Monday, July 9, 2012

Pow Pow Pow


Hello World,
I’m going to split last week into two separate posts, so prepare yourself for one today, and one tomorrow. This past Monday, Noah and I ventured to the northernmost tip of Malawi, Karonga, to conduct an amateur geothermal survey of a couple of hotsprings that we had read and heard about. IT took the whole day, 12 hours to arrive in Karonga and we got to our splendid beachside hotel, Club Marina after dark. The place had great lake food, cheap drinks and had a straight view of the beach that had been totally obscured by a massive water treatment facility. Our nights seeing the reflection of the full moon, over a crystalline beach were somewhat dampened by the hulking tin and steel superstructure and its chorus of rumbling machines.

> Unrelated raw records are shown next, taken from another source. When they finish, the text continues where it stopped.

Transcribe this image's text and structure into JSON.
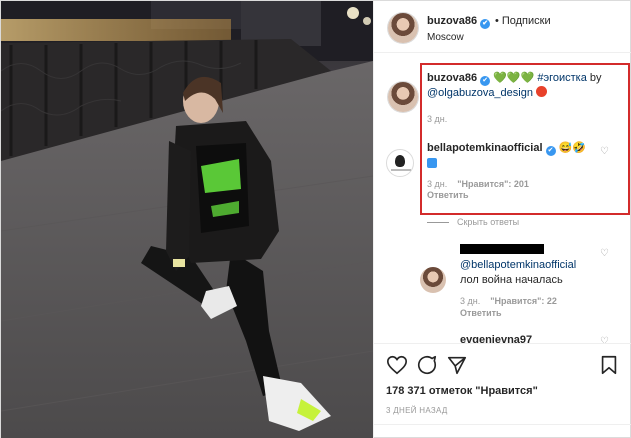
{
  "header": {
    "username": "buzova86",
    "verified_icon": "✔",
    "separator": "•",
    "follow_label": "Подписки",
    "location": "Moscow"
  },
  "caption": {
    "username": "buzova86",
    "hearts": "💚💚💚",
    "hashtag": "#эгоистка",
    "by": "by",
    "mention": "@olgabuzova_design",
    "time": "3 дн."
  },
  "comments": [
    {
      "username": "bellapotemkinaofficial",
      "emoji": "😅🤣",
      "time": "3 дн.",
      "likes": "\"Нравится\": 201",
      "reply_label": "Ответить"
    },
    {
      "mention": "@bellapotemkinaofficial",
      "text": "лол война началась",
      "time": "3 дн.",
      "likes": "\"Нравится\": 22",
      "reply_label": "Ответить"
    },
    {
      "username": "evgenievna97"
    }
  ],
  "hide_replies_label": "Скрыть ответы",
  "likes_count": "178 371 отметок \"Нравится\"",
  "posted_ago": "3 ДНЕЙ НАЗАД",
  "colors": {
    "highlight_border": "#d32b2b",
    "verified_blue": "#3897f0",
    "link_blue": "#003569",
    "heart_green": "#2bb741"
  }
}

However, Karonga seems a prettier transit town than most of its African colleagues—its beachfront location makes up for the usual dusty roads, poor man's strip-mallesque layout of the town and above average numbers of public boozers, orphans and prostitutes. Our work took us out of Karonga along the road West to Zambia, at all times, no more than 20km from the Tanzanian border.

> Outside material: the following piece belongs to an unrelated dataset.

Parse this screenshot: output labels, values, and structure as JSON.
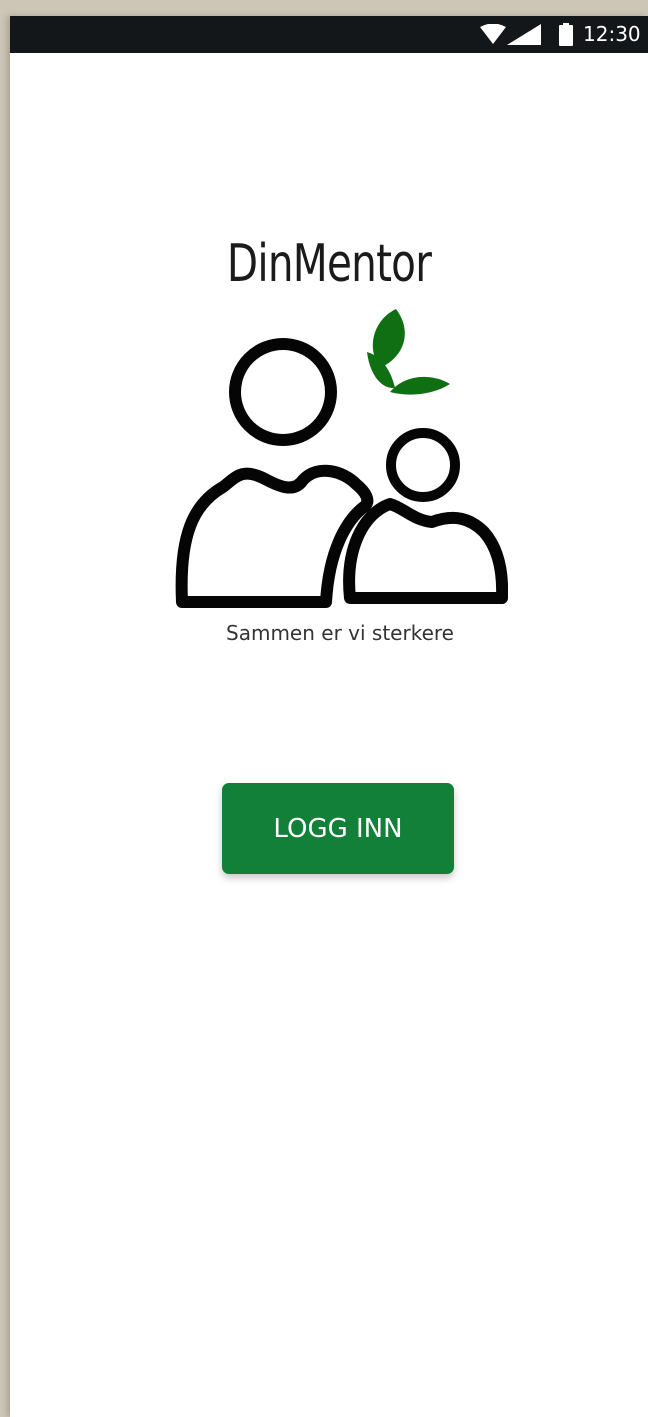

Here, we found and conquered our first hot springs with geothermal potential. Not able to find a ride, we first walked 10k into the wild before a passing sedan agreed to let us squeeze into the back with 4 other passengers for the remaining 15k to our site. The site was an inconspicuous town on a small riverbed with it's distinguishing feature being the concrete bridge stretching the river.

After making various unsuccessful plunges through thorny copses (which screamed: you-are-about-to-get-bitten-by-a-poisonous-snake) trying to make our way to coordinates where we had been informed there would be hot springs, we finally decided just to wade along the riverbed. Whilst making our way there, I kept bending down to feel the temperature of the water. In one of these particularly grimy looking pools, the water was abnormally warm. Immediately, I went sprinting up the hill in search of its origin. There, we ran into two locals: Aorbi and Roosevelt. These two gentlemen helped us to discover not only the hot springs we had been told about, but also a new hotspring, which we named American Freedom, in honor of July 4. The other hot springs have been dubbed "Little Bubbler" and "Roosevelt's Hole."

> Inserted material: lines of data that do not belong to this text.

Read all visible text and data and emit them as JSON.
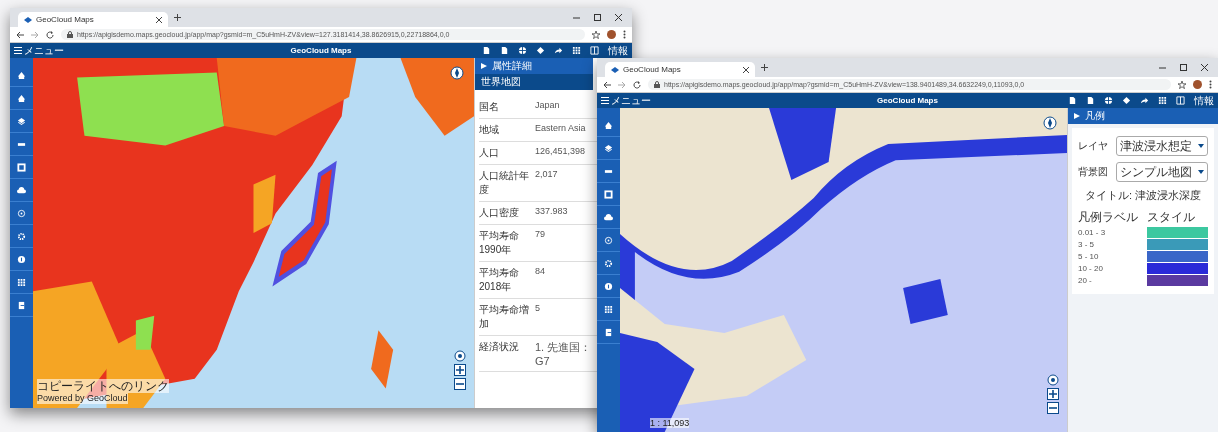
{
  "windows": [
    {
      "tab": {
        "title": "GeoCloud Maps"
      },
      "url": "https://apigisdemo.maps.geocloud.jp/app/map?gsmid=m_C5uHmH-ZV&view=127.3181414,38.8626915,0,22718864,0,0",
      "menu": "メニュー",
      "app_title": "GeoCloud Maps",
      "header_right": "情報",
      "map": {
        "kind": "world",
        "attribution": [
          "コピーライトへのリンク",
          "Powered by GeoCloud"
        ]
      },
      "panel": {
        "kind": "attributes",
        "section": "属性詳細",
        "subtitle": "世界地図",
        "rows": [
          {
            "label": "国名",
            "value": "Japan"
          },
          {
            "label": "地域",
            "value": "Eastern Asia"
          },
          {
            "label": "人口",
            "value": "126,451,398"
          },
          {
            "label": "人口統計年度",
            "value": "2,017"
          },
          {
            "label": "人口密度",
            "value": "337.983"
          },
          {
            "label": "平均寿命1990年",
            "value": "79"
          },
          {
            "label": "平均寿命2018年",
            "value": "84"
          },
          {
            "label": "平均寿命増加",
            "value": "5"
          },
          {
            "label": "経済状況",
            "value": "1. 先進国：G7"
          }
        ]
      }
    },
    {
      "tab": {
        "title": "GeoCloud Maps"
      },
      "url": "https://apigisdemo.maps.geocloud.jp/app/map?gsmid=m_C5uHmH-ZV&view=138.9401489,34.6632249,0,11093,0,0",
      "menu": "メニュー",
      "app_title": "GeoCloud Maps",
      "header_right": "情報",
      "map": {
        "kind": "coast",
        "scale": "1 : 11,093"
      },
      "panel": {
        "kind": "legend",
        "section": "凡例",
        "fields": [
          {
            "label": "レイヤ",
            "value": "津波浸水想定"
          },
          {
            "label": "背景図",
            "value": "シンプル地図"
          }
        ],
        "legend_title": "タイトル: 津波浸水深度",
        "label_heading": "凡例ラベル",
        "style_heading": "スタイル",
        "items": [
          {
            "label": "0.01 - 3",
            "color": "#3cc8a0"
          },
          {
            "label": "3 - 5",
            "color": "#3a9ab8"
          },
          {
            "label": "5 - 10",
            "color": "#3a66c8"
          },
          {
            "label": "10 - 20",
            "color": "#2a2ad8"
          },
          {
            "label": "20 -",
            "color": "#5a3aa0"
          }
        ]
      }
    }
  ]
}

With this coup, we returned to Karonga (through another bush be-trodden walk) and rested before waking to our independence day. We spent the morning schmoozing up the local District Council and gathering socio-economic info on the region before heading down to a Peace Corpalooza party at a retreat overlooking the sparkling lake. For the rest of the day we enjoyed corn hole, burgers, ameritunes, southern accents, cold drinks, bonfires and even some prematurely ejecting and maddeningly depressing fireworks.  

Debby downer though was that we had to share a tent that night with the only non-Americans there (Australian maybe). Creepiest dude on the planet: only told Chuck Norris jokes, while everyone was partying he practiced his stick-fighting and he had a large tattoo that stretched from nipple to elbow that looked like a cat orgy.